Ainda o Diabo do Passos

O Setembro negro de Passos Coelho
Passos Coelho previu a ocorrência de uma desgraça durante o mês de Setembro e fê-lo com ar de quem sabia o que se riria passar, mas, apesar de algum nervosismo que se sente para os lados da bancada do PSD, nada ocorreu. Passos Coelho não está, nem é parvo de um todo, ainda que aparente alguns sinais de loucura ainda não enlouqueceu, o líder do PSD tinha de estar ou de ter sido  convencido de que algo de desagradável poderia empenar a gerigonça durante este mês. (…)
Passos Coelho falava da armadilha que ele próprio, com a ajuda preciosa de Paulo Núncio, Paulo portas e da máquina do CDS,  montaram  ainda quando era primeiro-ministro. Entre reembolsos de IVA adiados e o aumento exponencial dos reembolsos do IRS, tudo poderia ter descambado quando tivessem encerradas as contras das declarações de rendimentos do IRS de 2015, o que ocorre em Agosto, com a liquidação do imposto para os contribuintes que têm outros rendimentos, para além dos do trabalho e das pensões.
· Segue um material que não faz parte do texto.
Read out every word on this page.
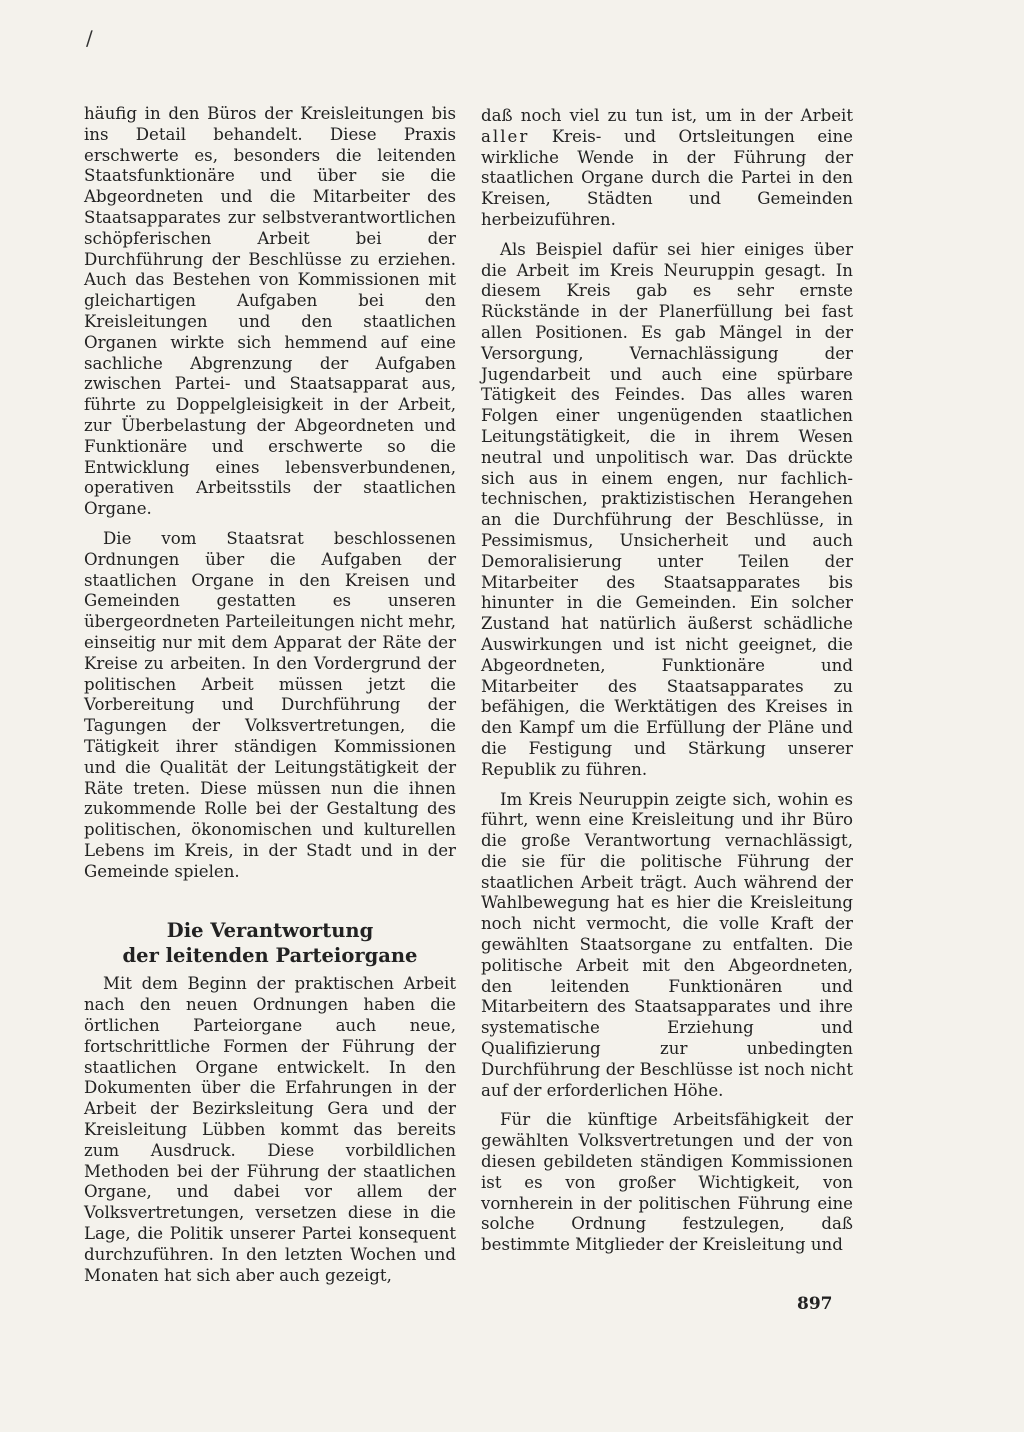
∕

häufig in den Büros der Kreisleitungen bis ins Detail behandelt. Diese Praxis erschwerte es, besonders die leitenden Staatsfunktionäre und über sie die Abgeordneten und die Mitarbeiter des Staatsapparates zur selbstverantwortlichen schöpferischen Arbeit bei der Durchführung der Beschlüsse zu erziehen. Auch das Bestehen von Kommissionen mit gleichartigen Aufgaben bei den Kreisleitungen und den staatlichen Organen wirkte sich hemmend auf eine sachliche Abgrenzung der Aufgaben zwischen Partei- und Staatsapparat aus, führte zu Doppelgleisigkeit in der Arbeit, zur Überbelastung der Abgeordneten und Funktionäre und erschwerte so die Entwicklung eines lebensverbundenen, operativen Arbeitsstils der staatlichen Organe.

Die vom Staatsrat beschlossenen Ordnungen über die Aufgaben der staatlichen Organe in den Kreisen und Gemeinden gestatten es unseren übergeordneten Parteileitungen nicht mehr, einseitig nur mit dem Apparat der Räte der Kreise zu arbeiten. In den Vordergrund der politischen Arbeit müssen jetzt die Vorbereitung und Durchführung der Tagungen der Volksvertretungen, die Tätigkeit ihrer ständigen Kommissionen und die Qualität der Leitungstätigkeit der Räte treten. Diese müssen nun die ihnen zukommende Rolle bei der Gestaltung des politischen, ökonomischen und kulturellen Lebens im Kreis, in der Stadt und in der Gemeinde spielen.

Die Verantwortung
der leitenden Parteiorgane

Mit dem Beginn der praktischen Arbeit nach den neuen Ordnungen haben die örtlichen Parteiorgane auch neue, fortschrittliche Formen der Führung der staatlichen Organe entwickelt. In den Dokumenten über die Erfahrungen in der Arbeit der Bezirksleitung Gera und der Kreisleitung Lübben kommt das bereits zum Ausdruck. Diese vorbildlichen Methoden bei der Führung der staatlichen Organe, und dabei vor allem der Volksvertretungen, versetzen diese in die Lage, die Politik unserer Partei konsequent durchzuführen. In den letzten Wochen und Monaten hat sich aber auch gezeigt,

daß noch viel zu tun ist, um in der Arbeit aller Kreis- und Ortsleitungen eine wirkliche Wende in der Führung der staatlichen Organe durch die Partei in den Kreisen, Städten und Gemeinden herbeizuführen.

Als Beispiel dafür sei hier einiges über die Arbeit im Kreis Neuruppin gesagt. In diesem Kreis gab es sehr ernste Rückstände in der Planerfüllung bei fast allen Positionen. Es gab Mängel in der Versorgung, Vernachlässigung der Jugendarbeit und auch eine spürbare Tätigkeit des Feindes. Das alles waren Folgen einer ungenügenden staatlichen Leitungstätigkeit, die in ihrem Wesen neutral und unpolitisch war. Das drückte sich aus in einem engen, nur fachlich-technischen, praktizistischen Herangehen an die Durchführung der Beschlüsse, in Pessimismus, Unsicherheit und auch Demoralisierung unter Teilen der Mitarbeiter des Staatsapparates bis hinunter in die Gemeinden. Ein solcher Zustand hat natürlich äußerst schädliche Auswirkungen und ist nicht geeignet, die Abgeordneten, Funktionäre und Mitarbeiter des Staatsapparates zu befähigen, die Werktätigen des Kreises in den Kampf um die Erfüllung der Pläne und die Festigung und Stärkung unserer Republik zu führen.

Im Kreis Neuruppin zeigte sich, wohin es führt, wenn eine Kreisleitung und ihr Büro die große Verantwortung vernachlässigt, die sie für die politische Führung der staatlichen Arbeit trägt. Auch während der Wahlbewegung hat es hier die Kreisleitung noch nicht vermocht, die volle Kraft der gewählten Staatsorgane zu entfalten. Die politische Arbeit mit den Abgeordneten, den leitenden Funktionären und Mitarbeitern des Staatsapparates und ihre systematische Erziehung und Qualifizierung zur unbedingten Durchführung der Beschlüsse ist noch nicht auf der erforderlichen Höhe.

Für die künftige Arbeitsfähigkeit der gewählten Volksvertretungen und der von diesen gebildeten ständigen Kommissionen ist es von großer Wichtigkeit, von vornherein in der politischen Führung eine solche Ordnung festzulegen, daß bestimmte Mitglieder der Kreisleitung und

897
Passos Coelho pensava ter matado dois coelhos com uma cajadada, teve folga orçamental para iludir a realidade em 2015, ludibriou os portugueses com a promessa do reembolso da sobretaxa e sobrecarregou as contas de 2016 com os reembolsos do IVA e do IRS. (…)

Foi ouvi-los meses a fio sobre os reembolsos do IRS estarem atrasados. Não sei se estavam ou não em falta, mas os pafiosos sabiam bem a porcaria que tinham deixado. Belo serviço que a camiladaecompanhia prestou ao país, primeiro fechando os olhos ao enrolanço nas contas e até anunciando milagres feitos com água de Massamá, para depois virem dizer que era água do chafariz, pois o engarrafador é outro.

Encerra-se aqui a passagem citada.